New prenatal blood test identifies genetic abnormalities


Monday, 10 February, 2020


New prenatal blood test identifies genetic abnormalities

Non-invasive prenatal tests (NIPTs) are used for foetal genetic disease screening in pregnant women, but established NIPTs have important limitations — including non-informative results. Now, Japanese researchers have developed a non-invasive single-cell DNA assessment method that enables direct extraction of genetic information from live foetal cells for simultaneous evaluation, thereby improving the likelihood of detecting a foetal anomaly.

Using a modified single-cell-based droplet digital PCR (sc-ddPCR) NIPT, the researchers conducted a proof-of-concept study that successfully assessed the genetic information of extremely rare foetal cells in maternal peripheral blood. This modified sc-ddPCR system makes it possible to directly assess single-cell DNA information from live cells without cell-fixation, cell-staining and whole genome amplification steps. The system has been described in The Journal of Molecular Diagnostics.

“Because NIPTs currently analyse small DNA fragments, it can be challenging to ascertain whether the origin of each DNA fragment is the mother or her foetus,” explained lead investigator Dr Kenichiro Hata, Chairman of Maternal-Fetal Biology at Japan’s National Research Institute for Child Health and Development. “We have observed that in some cases NIPT results are discordant with the foetal genetic information that has been reported. This study serves as a proof of concept for non-invasive prenatal diagnosis using circulating foetal cells without any strict cell purification.”

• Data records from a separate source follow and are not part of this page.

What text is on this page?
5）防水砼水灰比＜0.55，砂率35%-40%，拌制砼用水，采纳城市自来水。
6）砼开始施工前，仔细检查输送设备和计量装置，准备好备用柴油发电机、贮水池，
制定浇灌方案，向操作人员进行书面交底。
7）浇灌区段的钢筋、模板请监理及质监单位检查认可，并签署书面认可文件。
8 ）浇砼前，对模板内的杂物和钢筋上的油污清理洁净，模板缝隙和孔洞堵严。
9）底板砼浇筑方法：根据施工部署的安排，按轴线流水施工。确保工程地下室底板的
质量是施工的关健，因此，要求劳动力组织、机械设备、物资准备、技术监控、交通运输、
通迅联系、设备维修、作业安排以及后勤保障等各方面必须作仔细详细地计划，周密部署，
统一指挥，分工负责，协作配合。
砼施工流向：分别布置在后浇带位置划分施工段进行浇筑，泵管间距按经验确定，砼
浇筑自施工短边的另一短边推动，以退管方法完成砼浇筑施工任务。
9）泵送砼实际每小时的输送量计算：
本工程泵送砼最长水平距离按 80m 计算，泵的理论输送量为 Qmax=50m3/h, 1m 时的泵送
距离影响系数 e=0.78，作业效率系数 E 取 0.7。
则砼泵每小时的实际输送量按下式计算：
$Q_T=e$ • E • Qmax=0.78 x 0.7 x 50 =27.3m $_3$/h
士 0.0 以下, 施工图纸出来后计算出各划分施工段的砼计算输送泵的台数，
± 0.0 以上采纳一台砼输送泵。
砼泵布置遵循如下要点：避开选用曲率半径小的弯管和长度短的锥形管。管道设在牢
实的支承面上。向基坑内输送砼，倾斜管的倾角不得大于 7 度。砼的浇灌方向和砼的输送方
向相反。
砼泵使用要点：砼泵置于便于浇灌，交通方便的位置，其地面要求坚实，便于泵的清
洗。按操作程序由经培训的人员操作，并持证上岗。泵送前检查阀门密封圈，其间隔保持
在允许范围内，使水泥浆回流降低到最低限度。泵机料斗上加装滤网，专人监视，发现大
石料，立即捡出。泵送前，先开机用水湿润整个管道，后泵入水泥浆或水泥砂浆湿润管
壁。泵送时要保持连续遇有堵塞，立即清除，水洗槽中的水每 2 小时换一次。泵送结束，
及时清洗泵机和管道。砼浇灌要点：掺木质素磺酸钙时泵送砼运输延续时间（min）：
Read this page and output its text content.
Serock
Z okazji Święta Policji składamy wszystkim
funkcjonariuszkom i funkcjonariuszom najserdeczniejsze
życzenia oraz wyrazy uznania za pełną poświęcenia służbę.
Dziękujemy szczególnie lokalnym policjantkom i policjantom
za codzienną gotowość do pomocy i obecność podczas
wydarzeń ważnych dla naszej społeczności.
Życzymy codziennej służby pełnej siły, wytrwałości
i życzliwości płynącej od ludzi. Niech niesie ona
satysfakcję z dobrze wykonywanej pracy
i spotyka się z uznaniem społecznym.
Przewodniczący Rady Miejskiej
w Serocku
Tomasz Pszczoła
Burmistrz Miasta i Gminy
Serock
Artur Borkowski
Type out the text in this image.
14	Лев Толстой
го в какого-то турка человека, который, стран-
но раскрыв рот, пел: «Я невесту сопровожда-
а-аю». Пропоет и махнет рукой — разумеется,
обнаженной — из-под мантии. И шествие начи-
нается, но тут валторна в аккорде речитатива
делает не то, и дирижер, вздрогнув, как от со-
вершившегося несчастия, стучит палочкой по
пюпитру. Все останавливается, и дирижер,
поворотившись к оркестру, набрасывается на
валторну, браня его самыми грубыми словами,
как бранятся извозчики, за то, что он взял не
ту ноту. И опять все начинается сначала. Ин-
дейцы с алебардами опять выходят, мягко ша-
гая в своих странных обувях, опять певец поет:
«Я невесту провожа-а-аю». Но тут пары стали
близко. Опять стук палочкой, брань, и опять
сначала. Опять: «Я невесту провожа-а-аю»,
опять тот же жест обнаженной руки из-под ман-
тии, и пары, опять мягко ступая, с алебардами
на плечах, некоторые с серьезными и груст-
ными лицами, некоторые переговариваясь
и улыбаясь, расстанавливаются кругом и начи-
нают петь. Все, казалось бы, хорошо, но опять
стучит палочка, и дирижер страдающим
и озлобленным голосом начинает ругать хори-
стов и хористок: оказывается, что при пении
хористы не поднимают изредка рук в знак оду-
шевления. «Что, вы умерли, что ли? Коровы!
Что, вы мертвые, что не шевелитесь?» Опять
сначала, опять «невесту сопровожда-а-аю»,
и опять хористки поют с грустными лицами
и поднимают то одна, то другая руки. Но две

With this modified technique, up to 3000 cells per well can be encapsulated in each droplet and simultaneously analysed. The original sc-ddPCR system simultaneously assesses single-cell genetic information with high sensitivity and specificity. However, the original system is only useful for cell suspensions with a clear background (ie, washed cell lines or clearly sorted cells with fluorescence-activated cell sorting). Researchers modified this sc-ddPCR system to improve the PCR environment in each droplet with higher sensitivity and specificity, which makes it possible to now assess single-cell genetic information from crudely purified nucleated cell samples with impurities.

To confirm the sensitivity of this modified sc-ddPCR system, investigators detected the genomic DNA of circulating male foetal cells in a crudely sorted cell suspension at the single-cell level derived from peripheral blood samples from mothers with male foetuses. Investigators searched for the presence of the sex-determining region Y gene (SRY), which is responsible for the initiation of male sex determination. Analysis of 13 blood samples indicated that only circulating foetal cells from the three pregnant women carrying male foetuses tested positive for the SRY gene, unlike cells from the 10 pregnant women carrying female foetuses. This indicates that the modified sc-ddPCR system not only has high sensitivity, but also high specificity.

“In the future, by optimising cell sorting and encapsulation, as well as generating a more effective PCR environment in each droplet, this modified sc-ddPCR system may be a breakthrough analysis method that can be applied to various research realms and possibly to clinical diagnostic testing,” Dr Hata said.